Optimistic SciFi

Rob Bricken at io9 answered a question last week about the seeming dearth of optimism in science fiction these days, and he initially responds that “[s]tories need conflict, and having optimistic futures where humanity got their shit together narrows the possibilities of what your protagonist has to struggle against.”

This certainly explains movies like Elysium, Avatar, and the Hunger Games series, but Bricken notes that even the paragon of future optimism, Gene Rodenberry’s Star Trek, has gotten the cynical treatment in the reboots:

The original Trek series — and the movies — and to an extent the series following it — were optimistic, that showed us a better future, that gave us hope that humanity might not fuck it all up. And then the new Trek movies completely ditch all that for the same old shit we’ve seen in everything else — violence, disaster porn, and war. I’m not such a Trek fan that this is such a betrayal of Gene Roddenberry’s vision that it keeps me up at night, but I do miss what made Star Trek so unique and charming.

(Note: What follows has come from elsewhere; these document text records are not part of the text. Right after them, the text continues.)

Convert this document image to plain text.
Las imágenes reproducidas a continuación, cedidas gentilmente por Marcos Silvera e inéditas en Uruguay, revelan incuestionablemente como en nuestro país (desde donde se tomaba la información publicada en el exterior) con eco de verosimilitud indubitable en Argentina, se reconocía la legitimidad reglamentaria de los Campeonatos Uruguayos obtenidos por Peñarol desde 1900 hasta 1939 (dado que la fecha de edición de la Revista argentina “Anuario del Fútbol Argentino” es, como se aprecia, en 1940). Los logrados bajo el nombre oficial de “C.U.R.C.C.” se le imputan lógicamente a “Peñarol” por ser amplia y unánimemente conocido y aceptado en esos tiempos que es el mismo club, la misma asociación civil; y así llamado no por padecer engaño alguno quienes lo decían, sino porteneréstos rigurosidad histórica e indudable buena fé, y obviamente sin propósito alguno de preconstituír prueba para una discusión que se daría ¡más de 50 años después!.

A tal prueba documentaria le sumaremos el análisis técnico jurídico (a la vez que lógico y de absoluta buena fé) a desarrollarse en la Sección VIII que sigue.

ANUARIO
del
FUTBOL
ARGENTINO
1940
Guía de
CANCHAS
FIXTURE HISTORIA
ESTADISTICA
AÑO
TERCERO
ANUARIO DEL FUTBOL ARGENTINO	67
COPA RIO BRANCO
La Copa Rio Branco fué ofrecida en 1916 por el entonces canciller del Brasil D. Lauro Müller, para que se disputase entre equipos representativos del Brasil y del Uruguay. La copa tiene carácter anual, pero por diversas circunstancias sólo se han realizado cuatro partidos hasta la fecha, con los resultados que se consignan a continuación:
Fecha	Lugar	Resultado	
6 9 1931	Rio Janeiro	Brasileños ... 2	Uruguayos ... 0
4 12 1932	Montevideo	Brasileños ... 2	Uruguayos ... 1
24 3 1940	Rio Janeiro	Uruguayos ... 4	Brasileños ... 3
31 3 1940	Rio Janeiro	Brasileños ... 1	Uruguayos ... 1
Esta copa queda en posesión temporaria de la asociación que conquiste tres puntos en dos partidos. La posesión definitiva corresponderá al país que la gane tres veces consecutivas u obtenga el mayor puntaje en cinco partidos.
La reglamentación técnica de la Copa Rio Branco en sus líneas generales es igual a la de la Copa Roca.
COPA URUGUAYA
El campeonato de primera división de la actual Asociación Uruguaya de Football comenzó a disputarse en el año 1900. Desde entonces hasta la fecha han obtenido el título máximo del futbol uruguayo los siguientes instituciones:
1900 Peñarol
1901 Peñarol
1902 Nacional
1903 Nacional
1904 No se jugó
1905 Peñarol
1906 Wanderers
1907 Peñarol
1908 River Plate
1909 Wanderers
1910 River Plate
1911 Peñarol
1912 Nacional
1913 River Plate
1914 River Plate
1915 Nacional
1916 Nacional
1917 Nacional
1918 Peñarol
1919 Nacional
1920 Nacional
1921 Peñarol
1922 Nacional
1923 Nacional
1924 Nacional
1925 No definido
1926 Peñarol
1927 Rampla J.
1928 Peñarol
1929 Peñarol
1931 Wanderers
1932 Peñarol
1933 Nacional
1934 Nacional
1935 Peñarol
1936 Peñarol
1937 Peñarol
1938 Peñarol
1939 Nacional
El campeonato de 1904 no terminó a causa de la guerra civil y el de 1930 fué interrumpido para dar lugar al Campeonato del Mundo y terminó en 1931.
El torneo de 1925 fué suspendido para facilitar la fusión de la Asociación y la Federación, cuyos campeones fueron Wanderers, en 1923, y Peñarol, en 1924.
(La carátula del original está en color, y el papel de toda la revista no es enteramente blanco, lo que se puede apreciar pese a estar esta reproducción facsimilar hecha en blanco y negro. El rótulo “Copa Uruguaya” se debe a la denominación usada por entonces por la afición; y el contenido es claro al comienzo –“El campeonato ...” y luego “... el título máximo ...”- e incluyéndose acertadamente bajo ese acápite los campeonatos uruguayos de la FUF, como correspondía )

This got me thinking about my personal favorite Trek series, Deep Space Nine. I liked it for the fact that it was darker and grittier than the other Trek series, but I think I realize now that part of what made DS9 so good was that it existed in this broader universe of optimism. To put it in cheesy terms, DS9 was good because it allowed its protagonists to be bad in a universe that was mostly good. If you look at it that way, DS9 may have been the most optimistic Trek show of them all.

I haven’t even seen all of the episodes, but I recall some remarkable conflicts within characters that we didn’t really get to see in other Trek shows. Odo struggled with his connection to his own people versus his loyalty to his friend and his love for Kira. Kira struggled with becoming an unwitting collaborator during the Dominion’s occupation of the station. A whole lot of crap happened to Dr. Bashir. And so on.

My favorite episode though, hands-down, is “In the Pale Moonlight”—I will even say it is among the best episodes of television ever. To summarize (full episode supposedly here), Captain Sisko conspires with the Cardassian tailor/stone-cold badass Garak to bring the Romulan Empire into the war against the Dominion. It requires quite a bit of subterfuge, more than a few illegal acts, and ultimately, more than Sisko thinks he is prepared to deal with. He comes to realize, though, that his crimes serve a greater good, as he explains in a log entry:

I lied. I cheated. I bribed men to cover the crimes of other men. I am an accessory to murder. But the most damning thing of all… I think I can live with it. And if I had to do it all over again, I would. Garak was right about one thing – a guilty conscience is a small price to pay for the safety of the Alpha Quadrant.

Avery Brooks plays this scene perfectly, leaving just a hint of ambiguity as to whether Sisko really can “live with it.” What’s important, though, is that he remains a fundamentally good person. Even if he can’t live with what he has done, he does not let it change who he is. Maybe that is another optimistic message of Star Trek.

On the other hand, Sisko got away with murder, but we are talking about a show in outer space with shape-shifting aliens.